Knowledge Distillation
- PESF-KD [TMM 23, JCR Q1]
- DCD [TMM 23, JCR Q1]
- Exploring and Enhancing the Transfer of Distribution in Knowledge Distillation for Autoregressive Language Models. 2024.
Evaluation
- Where Does the Performance Improvement Come From? -A Reproducibility Concern about Image-Text Retrieval. [SIGIR 22, CCF A]
- What is the limitation of multimodal llms? a deeper look into multimodal llms through prompt probing. [IPM 23, JCR Q1]
- Can Linguistic Knowledge Improve Multimodal Alignment in Vision-Language Pretraining? [ToMM 23, JCR Q1]
- 3AM: An Ambiguity-Aware Multi-Modal Machine Translation Dataset. [COLING, CCF B]
- MDIT-Bench: Evaluating the Dual-Implicit Toxicity in Large Multimodal Models. [ACL 25, CCF A]

Intership Experience

2025.01-2025.12: NLP Research Intern
- Huawei Noah’s Ark Lab, China
- Main Work: Focus on LLMs and Math Reasoning.
- Supervisor: Dr. Xiaojun Meng
2024.01-2024.12: NLP Research Intern
- Huawei Cloud Computing Technologies Co., Ltd., China
- Main Work: Focus on Specialist LLMs.
- Supervisor: Dr. Lian Lian
2021.11-2022.04: NLP Research Intern
- JD EXPLORE ACADEMY, China
- Main Work: Focus on Multimodal Models.
- Supervisor: Dr.

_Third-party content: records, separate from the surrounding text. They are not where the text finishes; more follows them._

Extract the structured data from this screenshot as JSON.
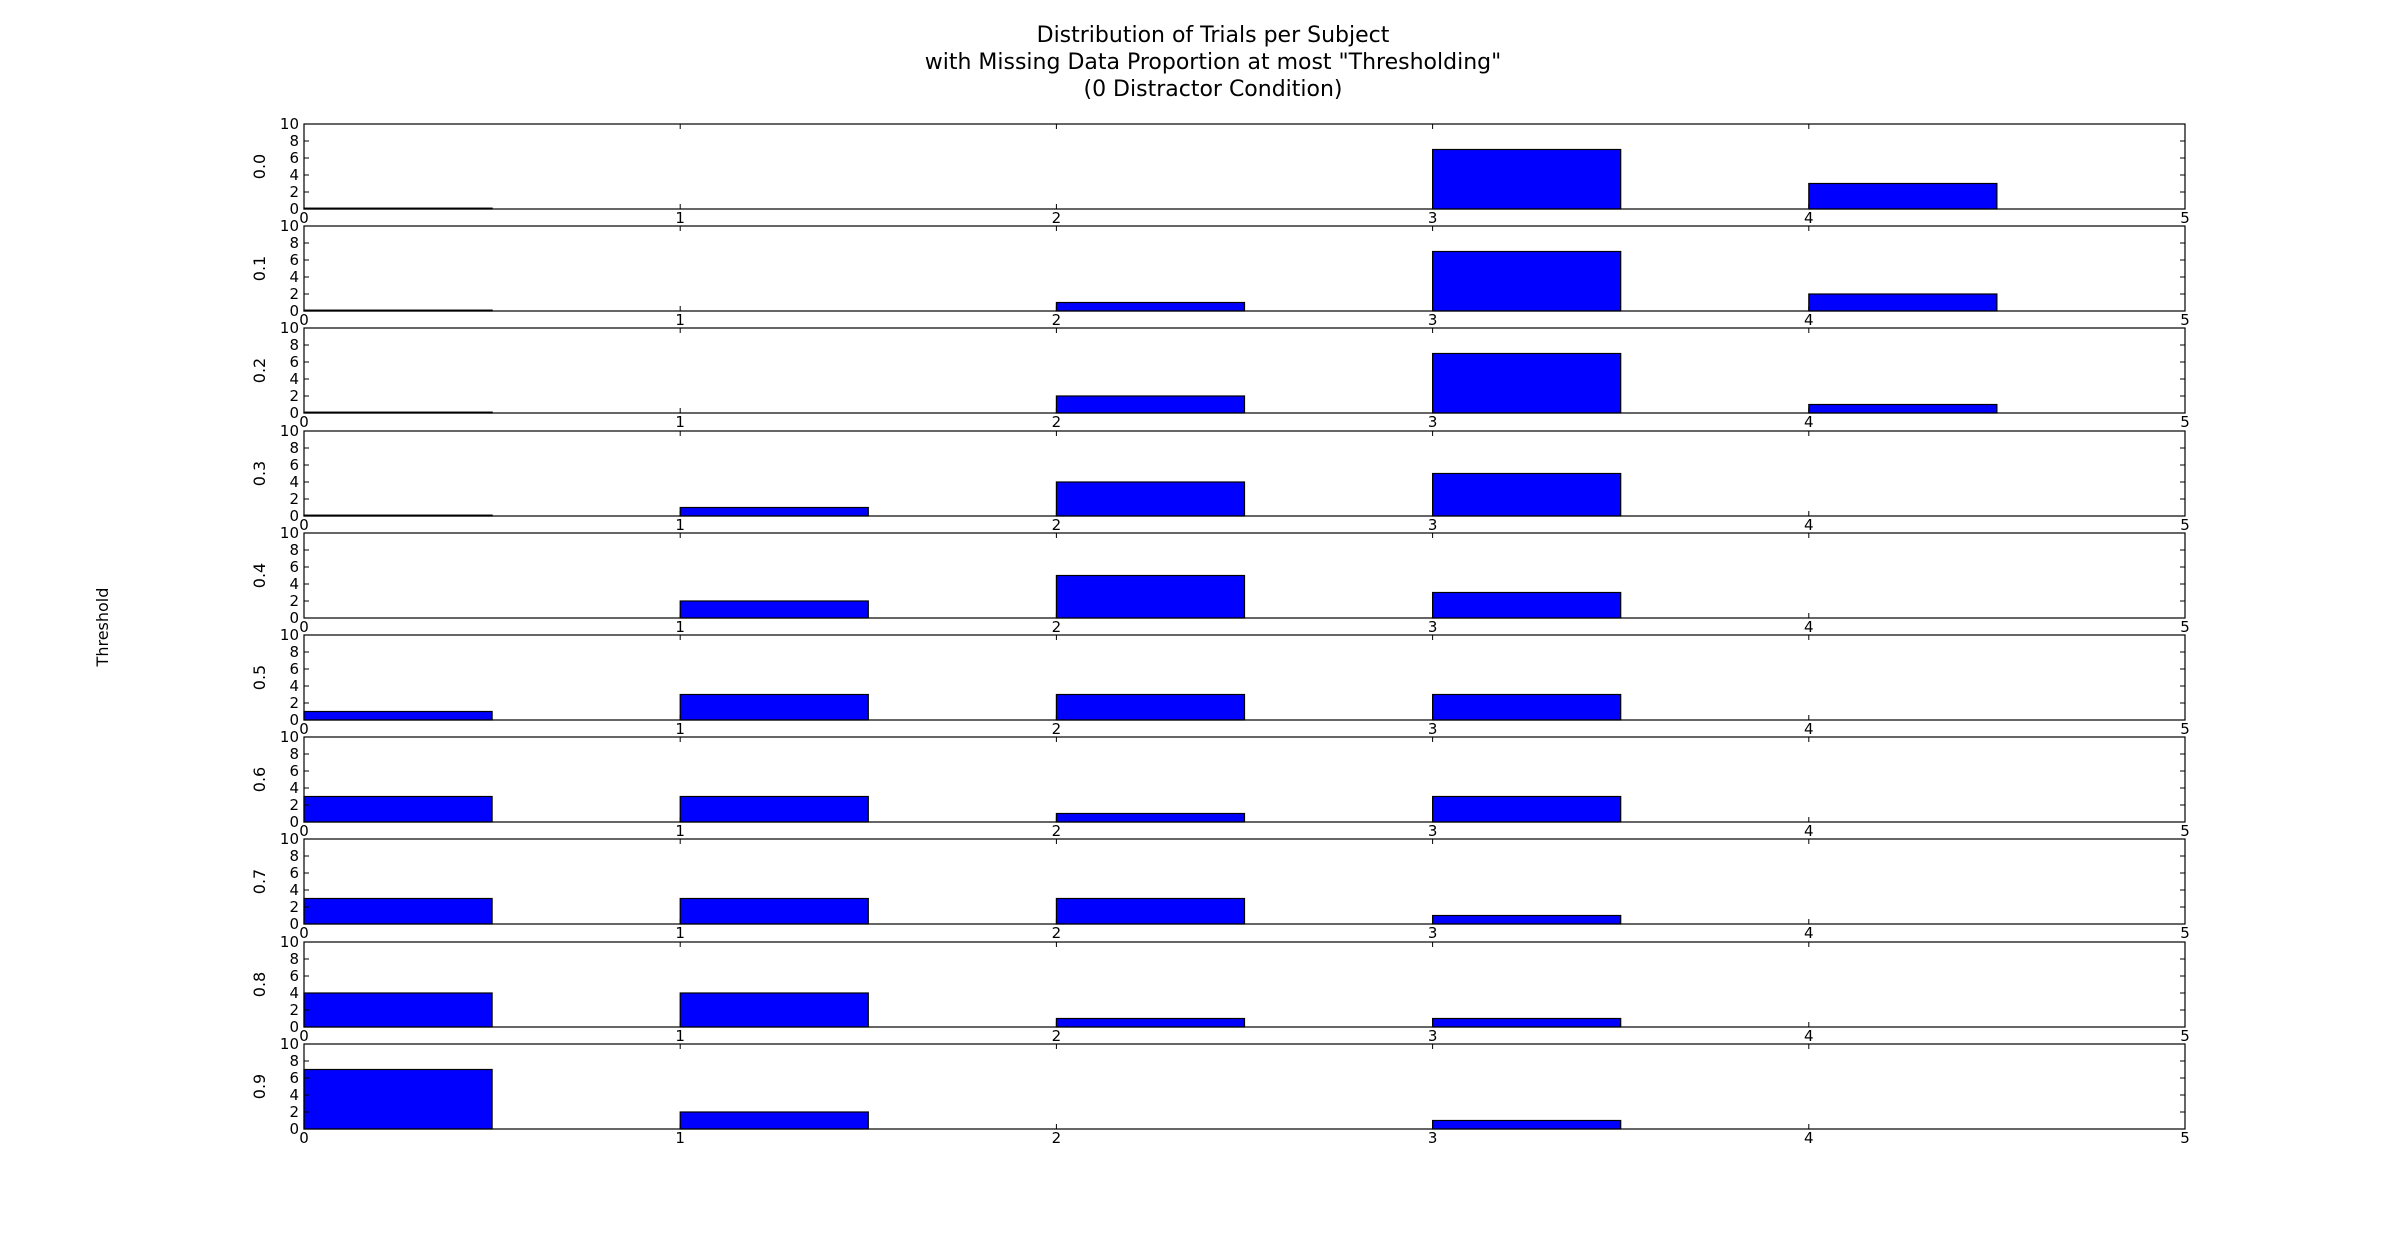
{
  "figure": {
    "title_lines": [
      "Distribution of Trials per Subject",
      "with Missing Data Proportion at most \"Thresholding\"",
      "(0 Distractor Condition)"
    ],
    "ylabel": "Threshold",
    "bar_color": "#0000ff",
    "edge_color": "#000000"
  },
  "chart_data": {
    "type": "bar",
    "subplots_shared": {
      "bin_edges": [
        0,
        0.5,
        1,
        1.5,
        2,
        2.5,
        3,
        3.5,
        4,
        4.5
      ],
      "bar_width": 0.5,
      "xlim": [
        0,
        5
      ],
      "ylim": [
        0,
        10
      ],
      "xticks": [
        "0",
        "1",
        "2",
        "3",
        "4",
        "5"
      ],
      "yticks": [
        "0",
        "2",
        "4",
        "6",
        "8",
        "10"
      ]
    },
    "subplots": [
      {
        "label": "0.0",
        "bars": [
          {
            "x": 0,
            "value": 0.1
          },
          {
            "x": 1,
            "value": 0
          },
          {
            "x": 2,
            "value": 0
          },
          {
            "x": 3,
            "value": 7
          },
          {
            "x": 4,
            "value": 3
          }
        ]
      },
      {
        "label": "0.1",
        "bars": [
          {
            "x": 0,
            "value": 0.1
          },
          {
            "x": 1,
            "value": 0
          },
          {
            "x": 2,
            "value": 1
          },
          {
            "x": 3,
            "value": 7
          },
          {
            "x": 4,
            "value": 2
          }
        ]
      },
      {
        "label": "0.2",
        "bars": [
          {
            "x": 0,
            "value": 0.1
          },
          {
            "x": 1,
            "value": 0
          },
          {
            "x": 2,
            "value": 2
          },
          {
            "x": 3,
            "value": 7
          },
          {
            "x": 4,
            "value": 1
          }
        ]
      },
      {
        "label": "0.3",
        "bars": [
          {
            "x": 0,
            "value": 0.1
          },
          {
            "x": 1,
            "value": 1
          },
          {
            "x": 2,
            "value": 4
          },
          {
            "x": 3,
            "value": 5
          },
          {
            "x": 4,
            "value": 0
          }
        ]
      },
      {
        "label": "0.4",
        "bars": [
          {
            "x": 0,
            "value": 0
          },
          {
            "x": 1,
            "value": 2
          },
          {
            "x": 2,
            "value": 5
          },
          {
            "x": 3,
            "value": 3
          },
          {
            "x": 4,
            "value": 0
          }
        ]
      },
      {
        "label": "0.5",
        "bars": [
          {
            "x": 0,
            "value": 1
          },
          {
            "x": 1,
            "value": 3
          },
          {
            "x": 2,
            "value": 3
          },
          {
            "x": 3,
            "value": 3
          },
          {
            "x": 4,
            "value": 0
          }
        ]
      },
      {
        "label": "0.6",
        "bars": [
          {
            "x": 0,
            "value": 3
          },
          {
            "x": 1,
            "value": 3
          },
          {
            "x": 2,
            "value": 1
          },
          {
            "x": 3,
            "value": 3
          },
          {
            "x": 4,
            "value": 0
          }
        ]
      },
      {
        "label": "0.7",
        "bars": [
          {
            "x": 0,
            "value": 3
          },
          {
            "x": 1,
            "value": 3
          },
          {
            "x": 2,
            "value": 3
          },
          {
            "x": 3,
            "value": 1
          },
          {
            "x": 4,
            "value": 0
          }
        ]
      },
      {
        "label": "0.8",
        "bars": [
          {
            "x": 0,
            "value": 4
          },
          {
            "x": 1,
            "value": 4
          },
          {
            "x": 2,
            "value": 1
          },
          {
            "x": 3,
            "value": 1
          },
          {
            "x": 4,
            "value": 0
          }
        ]
      },
      {
        "label": "0.9",
        "bars": [
          {
            "x": 0,
            "value": 7
          },
          {
            "x": 1,
            "value": 2
          },
          {
            "x": 2,
            "value": 0
          },
          {
            "x": 3,
            "value": 1
          },
          {
            "x": 4,
            "value": 0
          }
        ]
      }
    ]
  }
}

Liang Ding

Personal information

I like playing table tennis. I have won the eighth place in the team of Guangdong Provincial Games for college students, the fourth place in the mixed doubles of Shenzhen District Competition, the fifth place in the Fifth Shenzhen Cup Amateur Open Competition, the 16th place in the singles and team of Shenzhen Municipal Games for the mass group, and the second place in the team of Huawei Table Tennis 2024.